Strasbourg, 14/04/2005 (Agence Europe) - Lors de son intervention, mardi à Strasbourg, devant la commission temporaire du Parlement européen sur « les défis politiques et les moyens budgétaires », le président de la Commission européenne, José Manuel Barroso, a reconnu que la négociation sur l'adoption du prochain cadre financier (2007-2013) était « particulièrement difficile » et a soutenu certaines idées du rapporteur pour le PE, Reimer Böge (CDU), tout en l'invitant à faire preuve de « réalisme dans ses propositions ». M. Barroso a rappelé que certains Etats membres ne montrent « aucun signe de flexibilité », tout en réitérant la nécessité d'atteindre un accord politique sur le dossier d'ici fin juin. « Si ce n'est pas le cas, cela représentera un revers majeur pour l'Europe », a prévenu le président de la Commission. « Vos idées s'inscrivent dans le droit fil de ce que la Commission a présenté », a dit M. Barroso à M. Böge (EUROPE n°8921 et 8918). Pour la Bulgarie et la Roumanie, dont les dépenses directes en matière de Politique agricole commune (PAC) sont estimées à 7,9 milliards d'euros, M. Böge propose de rester sous le plafond fixé par le Conseil européen d'octobre 2002 à Bruxelles et prévoit une possibilité de cofinancement national, par les anciens 15 Etats membres, pour garantir le niveau de soutien fixé par le Conseil européen. Il s'agit d'une idée « intelligente permettant d'offrir des garanties aux agriculteurs (...) si ce cofinancement est obligatoire! », s'est exclamé M. Barroso, en ajoutant que cette solution serait « acceptable » uniquement « en dernier recours ». M. Barroso s'est opposé à la position du rapporteur sur une durée quinquennale des prochaines perspectives financières. « Les prochaines perspectives financières doivent durer jusqu'en 2013 » pour donner suffisamment de temps à la mise en œuvre des programmes pluriannuels (politique de cohésion, recherche…) et tenir compte de « l'accord (existant) sur les dépenses agricoles couvrant cette période », a-t-il estimé. De manière plus générale, M. Barroso a répété l'argument défendu aussi par les parlementaires selon lequel on ne peut avoir « plus d'Europe avec moins de moyens ». Il a appelé indirectement certains Etats membres à garder à l'esprit le principe de solidarité européenne et les objectifs de la politique de cohésion. « Il faut arrêter de croire que les crédits qui renforcent les structures des autres pays sont de l'argent perdu », a-t-il lancé.

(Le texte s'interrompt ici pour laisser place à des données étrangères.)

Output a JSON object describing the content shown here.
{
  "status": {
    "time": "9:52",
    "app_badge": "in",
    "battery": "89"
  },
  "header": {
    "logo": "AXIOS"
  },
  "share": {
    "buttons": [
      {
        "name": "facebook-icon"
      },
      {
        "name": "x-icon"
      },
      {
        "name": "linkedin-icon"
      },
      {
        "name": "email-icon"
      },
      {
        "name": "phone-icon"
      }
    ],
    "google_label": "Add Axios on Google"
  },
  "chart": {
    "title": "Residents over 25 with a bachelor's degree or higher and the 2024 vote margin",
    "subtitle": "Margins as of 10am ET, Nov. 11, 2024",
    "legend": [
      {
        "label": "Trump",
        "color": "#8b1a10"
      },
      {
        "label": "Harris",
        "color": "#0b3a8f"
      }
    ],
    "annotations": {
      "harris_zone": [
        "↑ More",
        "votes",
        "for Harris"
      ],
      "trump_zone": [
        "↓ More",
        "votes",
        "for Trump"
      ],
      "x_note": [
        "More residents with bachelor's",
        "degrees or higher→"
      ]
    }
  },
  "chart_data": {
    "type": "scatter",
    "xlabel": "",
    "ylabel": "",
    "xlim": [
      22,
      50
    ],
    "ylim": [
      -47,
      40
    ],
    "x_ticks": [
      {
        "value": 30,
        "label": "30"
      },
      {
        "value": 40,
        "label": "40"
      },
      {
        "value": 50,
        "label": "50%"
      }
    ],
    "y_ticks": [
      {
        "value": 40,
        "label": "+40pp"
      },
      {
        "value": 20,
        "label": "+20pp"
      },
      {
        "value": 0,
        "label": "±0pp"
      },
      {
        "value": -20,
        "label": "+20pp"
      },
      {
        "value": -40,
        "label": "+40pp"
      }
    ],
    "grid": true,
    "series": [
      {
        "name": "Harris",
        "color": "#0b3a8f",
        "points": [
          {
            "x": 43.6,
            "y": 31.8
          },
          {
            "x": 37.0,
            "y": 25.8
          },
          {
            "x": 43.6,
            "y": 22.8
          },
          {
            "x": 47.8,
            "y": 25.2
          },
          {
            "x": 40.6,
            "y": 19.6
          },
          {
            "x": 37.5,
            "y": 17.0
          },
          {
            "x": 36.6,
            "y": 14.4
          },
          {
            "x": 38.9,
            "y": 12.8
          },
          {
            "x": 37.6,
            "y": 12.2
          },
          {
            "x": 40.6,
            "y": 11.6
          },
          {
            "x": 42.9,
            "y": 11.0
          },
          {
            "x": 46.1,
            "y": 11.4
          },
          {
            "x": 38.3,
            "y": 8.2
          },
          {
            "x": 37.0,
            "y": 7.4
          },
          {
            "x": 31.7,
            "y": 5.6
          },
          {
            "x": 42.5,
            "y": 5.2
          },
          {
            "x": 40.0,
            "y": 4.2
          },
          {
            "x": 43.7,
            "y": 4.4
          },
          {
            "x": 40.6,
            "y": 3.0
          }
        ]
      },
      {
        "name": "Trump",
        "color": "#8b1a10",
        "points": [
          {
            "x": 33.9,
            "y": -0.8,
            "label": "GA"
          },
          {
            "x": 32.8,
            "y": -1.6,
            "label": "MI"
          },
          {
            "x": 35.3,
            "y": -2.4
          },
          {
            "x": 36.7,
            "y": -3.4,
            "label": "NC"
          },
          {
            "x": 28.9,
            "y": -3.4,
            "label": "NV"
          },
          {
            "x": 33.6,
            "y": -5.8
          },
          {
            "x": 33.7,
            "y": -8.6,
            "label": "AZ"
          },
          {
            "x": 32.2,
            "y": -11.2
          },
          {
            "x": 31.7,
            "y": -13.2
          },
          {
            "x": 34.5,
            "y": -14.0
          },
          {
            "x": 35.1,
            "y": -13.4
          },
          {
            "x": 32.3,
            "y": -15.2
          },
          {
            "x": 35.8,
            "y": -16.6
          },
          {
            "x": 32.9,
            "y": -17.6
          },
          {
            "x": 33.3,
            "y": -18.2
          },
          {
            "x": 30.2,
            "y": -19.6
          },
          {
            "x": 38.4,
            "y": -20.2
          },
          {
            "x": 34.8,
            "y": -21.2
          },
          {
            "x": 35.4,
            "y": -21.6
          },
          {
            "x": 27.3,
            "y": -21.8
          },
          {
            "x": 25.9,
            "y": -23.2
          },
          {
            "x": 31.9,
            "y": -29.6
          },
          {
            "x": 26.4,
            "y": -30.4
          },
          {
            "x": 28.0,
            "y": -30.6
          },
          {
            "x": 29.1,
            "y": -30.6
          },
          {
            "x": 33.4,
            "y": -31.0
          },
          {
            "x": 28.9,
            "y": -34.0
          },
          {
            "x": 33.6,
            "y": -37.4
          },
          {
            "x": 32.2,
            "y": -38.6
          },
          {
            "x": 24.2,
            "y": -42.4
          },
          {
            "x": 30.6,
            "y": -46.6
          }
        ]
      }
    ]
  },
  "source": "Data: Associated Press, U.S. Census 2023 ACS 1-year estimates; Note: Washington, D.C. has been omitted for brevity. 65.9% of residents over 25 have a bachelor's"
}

M. Barroso a aussi expliqué que le dossier des ressources propres était au point mort au Conseil et a rappelé que l'idée d'un nouvel impôt, soutenue par Kathalijne Buitenweg (Verts/ALE, néerlandaise), n'est « ni envisageable, ni viable ». Il a accueilli favorablement l'idée d'Alain Lamassoure (PPE-DE, français) de réunir des membres du Parlement européen et des parlements nationaux pour tenter d'identifier les modifications envisageables du système des ressources propres. Au sujet de la ristourne budgétaire britannique, dont Esko Seppänen (GUE/NGL, finlandais) a demandé la suppression, M. Barroso a rappelé que la proposition de la Commission visant à introduire un mécanisme de correction généralisé « n'a pas recueilli un grand appui au sein du Conseil ». Il faudra donc trouver une autre solution, a-t-il admis.
La commission temporaire du PE doit adopter le 10 mai à Strasbourg le projet de rapport de M.Böge, qui pourrait dès lors être voté par la plénière de juin (du 6 au 9 juin).